Pe. Kentenich considerou as troca de prisão como “subida ao céu”. E a este “céu”, após alguns meses seguiu o “inferno de Dachau”, que o prendeu por mais três anos. Ser prisioneiro no campo de concentração significa, para milhares de pessoas, enfrentar terrível morte. A primeira carta que o Pe. Kentenich escreveu de Dachau revela claramente sua atitude sacerdotal de prontidão ao sacrifício: “A semente deve, primeiro, ser lançada na terra e morrer; só então produzirá muito fruto.”
Não raro pertence aos maiores sacrifícios inerentes à incumbência de vida dos fundadores a aceitação da cruz imposta pela própria Igreja. O Pe. Kentenich também foi onerado com ela e carregou-a numa atitude exemplar, durante quatorze longos e difíceis anos.
Nós, seus seguidores, somos testemunhas do “toque do sino” em sua Missa da vida, indicando a hora do ofertório.

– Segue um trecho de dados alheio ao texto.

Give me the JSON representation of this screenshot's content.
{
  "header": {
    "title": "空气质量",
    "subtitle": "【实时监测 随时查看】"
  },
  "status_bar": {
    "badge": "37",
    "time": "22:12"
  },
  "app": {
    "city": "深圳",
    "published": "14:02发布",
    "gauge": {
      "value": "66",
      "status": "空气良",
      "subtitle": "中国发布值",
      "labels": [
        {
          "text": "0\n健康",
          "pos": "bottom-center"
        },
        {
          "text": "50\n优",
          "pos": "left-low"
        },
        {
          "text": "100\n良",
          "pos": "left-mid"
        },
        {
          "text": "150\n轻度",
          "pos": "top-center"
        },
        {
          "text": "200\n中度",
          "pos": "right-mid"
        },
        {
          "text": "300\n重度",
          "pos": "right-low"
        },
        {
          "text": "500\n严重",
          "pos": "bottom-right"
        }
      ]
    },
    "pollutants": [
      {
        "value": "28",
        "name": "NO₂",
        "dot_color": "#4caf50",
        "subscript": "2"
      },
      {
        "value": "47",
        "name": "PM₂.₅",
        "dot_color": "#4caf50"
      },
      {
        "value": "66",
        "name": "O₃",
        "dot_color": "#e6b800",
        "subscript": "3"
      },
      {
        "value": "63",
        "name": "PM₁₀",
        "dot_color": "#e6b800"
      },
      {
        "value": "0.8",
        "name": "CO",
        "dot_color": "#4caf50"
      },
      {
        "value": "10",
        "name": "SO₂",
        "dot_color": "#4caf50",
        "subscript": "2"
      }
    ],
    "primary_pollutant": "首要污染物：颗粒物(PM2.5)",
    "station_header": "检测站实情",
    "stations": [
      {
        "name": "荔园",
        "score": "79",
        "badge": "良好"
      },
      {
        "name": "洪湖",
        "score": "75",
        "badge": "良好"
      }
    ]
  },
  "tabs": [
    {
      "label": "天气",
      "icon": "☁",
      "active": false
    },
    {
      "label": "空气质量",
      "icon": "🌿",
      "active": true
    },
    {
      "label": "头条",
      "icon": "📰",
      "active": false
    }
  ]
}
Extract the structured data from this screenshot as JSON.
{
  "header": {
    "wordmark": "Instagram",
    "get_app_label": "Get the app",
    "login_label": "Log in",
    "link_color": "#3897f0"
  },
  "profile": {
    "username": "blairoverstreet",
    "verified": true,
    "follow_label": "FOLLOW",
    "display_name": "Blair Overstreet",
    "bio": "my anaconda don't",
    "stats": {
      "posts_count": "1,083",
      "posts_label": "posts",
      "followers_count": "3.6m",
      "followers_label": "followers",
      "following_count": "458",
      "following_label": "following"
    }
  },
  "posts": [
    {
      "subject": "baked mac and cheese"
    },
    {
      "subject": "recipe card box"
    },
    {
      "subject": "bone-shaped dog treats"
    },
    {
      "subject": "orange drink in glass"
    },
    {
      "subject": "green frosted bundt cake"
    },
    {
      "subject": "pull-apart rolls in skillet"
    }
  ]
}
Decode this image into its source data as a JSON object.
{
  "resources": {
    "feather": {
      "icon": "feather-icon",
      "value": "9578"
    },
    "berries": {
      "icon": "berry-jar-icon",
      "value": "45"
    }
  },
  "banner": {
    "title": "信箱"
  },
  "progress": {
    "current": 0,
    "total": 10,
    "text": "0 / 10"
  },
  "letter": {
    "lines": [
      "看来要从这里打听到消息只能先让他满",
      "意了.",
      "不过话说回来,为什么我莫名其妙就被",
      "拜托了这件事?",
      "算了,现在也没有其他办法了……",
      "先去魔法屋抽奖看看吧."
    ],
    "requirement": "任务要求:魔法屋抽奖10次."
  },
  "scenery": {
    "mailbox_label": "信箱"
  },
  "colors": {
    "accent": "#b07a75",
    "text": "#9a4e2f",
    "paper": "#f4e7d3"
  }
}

O que o Pe. Kentenich falou no final dum sermão de primícias, de um neo-sacerdote, em fevereiro de 1965, em forma de pedido a Deus, brotou do fundo de sua alma sacerdotal. Iniciou uma oração, recordando que o primiciante era tão introduzido na vida sofredora do Salvador moribundo e vitima de expiação. E rezou: “Eterno Deus Pai, cuida que ele seja capaz e esteja pronto, como o Filho Unigênito de Deus, a oferecer diariamente toda a sua vida, em sacrifícios, por amor aos seus seguidores”.